High latency observed while pinging servers

Nirmalbang · ‎10-05-2019

Hi All,

Yesterday evening faced a strange issue with my Nutanix infra. Sharing background of my setup and issue faced.

My setup

1) I have 5 node Nutanix cluster

2) Connected to 2 Cisco 3850 XS

3) Nutanix Nodes are directly connected to both 3850 via fiber on 10G interfaces

4) LACP active-active configured on all nodes connected to 3850's

Problem Faced

1) Logged a case with Nutanix team as cluster shows in degraded State.

2) While troubleshooting support team observed high latency observed while pinging VM-A on host 1 to VM-B on host 2.

3 )Further troubleshooting, I did a ping to VM-A and VM-B from switch itself and found latency is 1ms

4) Nutanix support team was very clear that this is a network related problem, as the latency between controller VM's accross cluster was very high.

5) To isolate the issue I did a ping to VM-A and VM-B from 3850 switch itself and found latency was 1ms. This made the scnerio more confusing. I argued with support team that how can it be a network issue when I am getting ping to controller vm in 1ms from switch's.

6) convinced Nutanix support team to restart the network services and they did it, still the problem remain.

7) Rebooted the active 3850, no improvement in the latency while pinging VM-A on host 1 to VM-B on host 2.

😎 Rebooted the second switch that became master. After rebooting the switch 2 and pinging VM-A to VM-B latency is less then 1ms and things started getting normal. The Nutanix team confirmed that now the cluster health is ok and I also observed that things are working fine.

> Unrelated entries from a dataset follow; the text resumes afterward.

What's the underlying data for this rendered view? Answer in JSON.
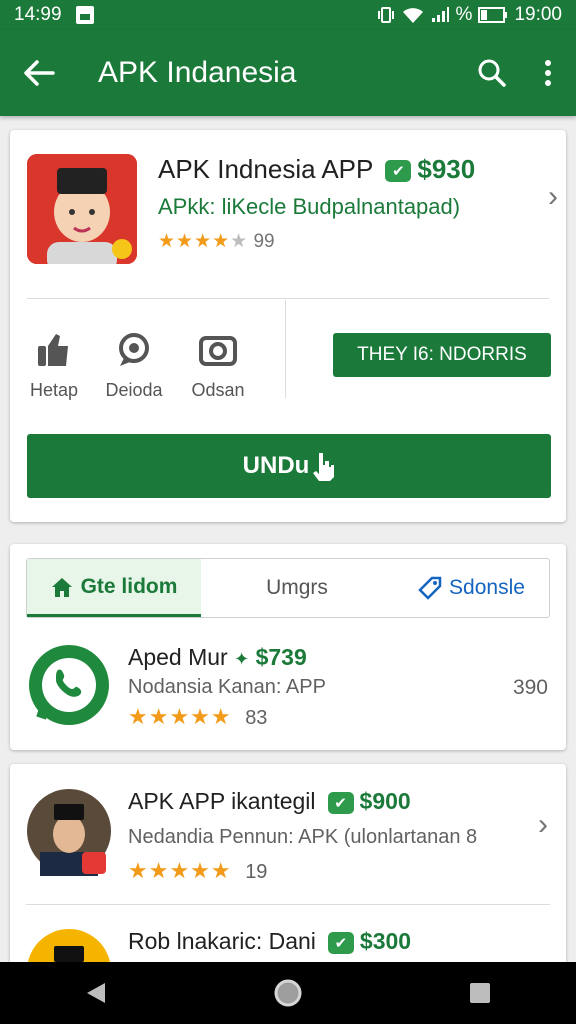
{
  "status_bar": {
    "time_left": "14:99",
    "battery_text": "%",
    "time_right": "19:00"
  },
  "app_bar": {
    "title": "APK Indanesia",
    "icons": [
      "back-arrow-icon",
      "search-icon",
      "more-vert-icon"
    ]
  },
  "hero": {
    "title": "APK Indnesia APP",
    "price": "$930",
    "subtitle": "APkk: liKecle Budpalnantapad)",
    "rating": 3.5,
    "rating_count": "99",
    "actions": [
      {
        "label": "Hetap",
        "icon": "thumb-icon"
      },
      {
        "label": "Deioda",
        "icon": "chat-icon"
      },
      {
        "label": "Odsan",
        "icon": "camera-icon"
      }
    ],
    "secondary_button": "THEY I6: NDORRIS",
    "primary_button": "UNDu"
  },
  "tabs": [
    {
      "label": "Gte lidom",
      "icon": "home-icon",
      "active": true
    },
    {
      "label": "Umgrs",
      "active": false
    },
    {
      "label": "Sdonsle",
      "icon": "tag-icon",
      "active": false
    }
  ],
  "list_items": [
    {
      "title": "Aped Mur",
      "price": "$739",
      "subtitle": "Nodansia Kanan: APP",
      "rating": 4.5,
      "rating_count": "83",
      "count": "390",
      "icon": "whatsapp-icon"
    },
    {
      "title": "APK APP ikantegil",
      "price": "$900",
      "subtitle": "Nedandia Pennun: APK (ulonlartanan 8",
      "rating": 4.5,
      "rating_count": "19",
      "icon": "avatar-icon"
    },
    {
      "title": "Rob lnakaric: Dani",
      "price": "$300",
      "icon": "avatar-icon"
    }
  ],
  "colors": {
    "primary": "#1b7a3a",
    "accent_star": "#f29b1a",
    "link_blue": "#1565c0"
  }
}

9) The Cisco 3850's are production since last 2 years and we're not rebooted since last one year. The OS on 3850's is 16.6.4

I would like to know in future if such issue re occurs then what steps can be taken to isolate the issue as after rebooting both the 3850's things started working fine.

Deepak Kumar · ‎10-05-2019

Hi,

Have you recorded any logs from the switch? There may be many reasons as you faced some type of looping as l2, high CPU or Memory uses, Interface issues, Any QoS may be dropped ICMP or heartbeat packets, etc.

Without getting logs, it is very difficult to explain a solution but you may check many things as mentioned.

Regards,
Deepak Kumar,
Don't forget to vote and accept the solution if this comment will help you!

Nirmalbang · ‎10-07-2019

Hi Deepak.

The problem occurred on a off day evening so cpu and memory utilization was at minimal. We had not done any cabling changes so this rules out the option of l2 loop.If you can let me know what logs needs to be check.

Georg Pauwen · ‎10-06-2019

Hello,

it is actually a very common problem that switches with a long uptime (> 1 year) start to slow. I would suggest a scheduled reboot every year.

Nirmalbang · ‎10-07-2019

Hi Georg,

Yes, restart is what i did and thing got normal. Will observe it for someday. If it reoccurs than will raise the case with TAC team.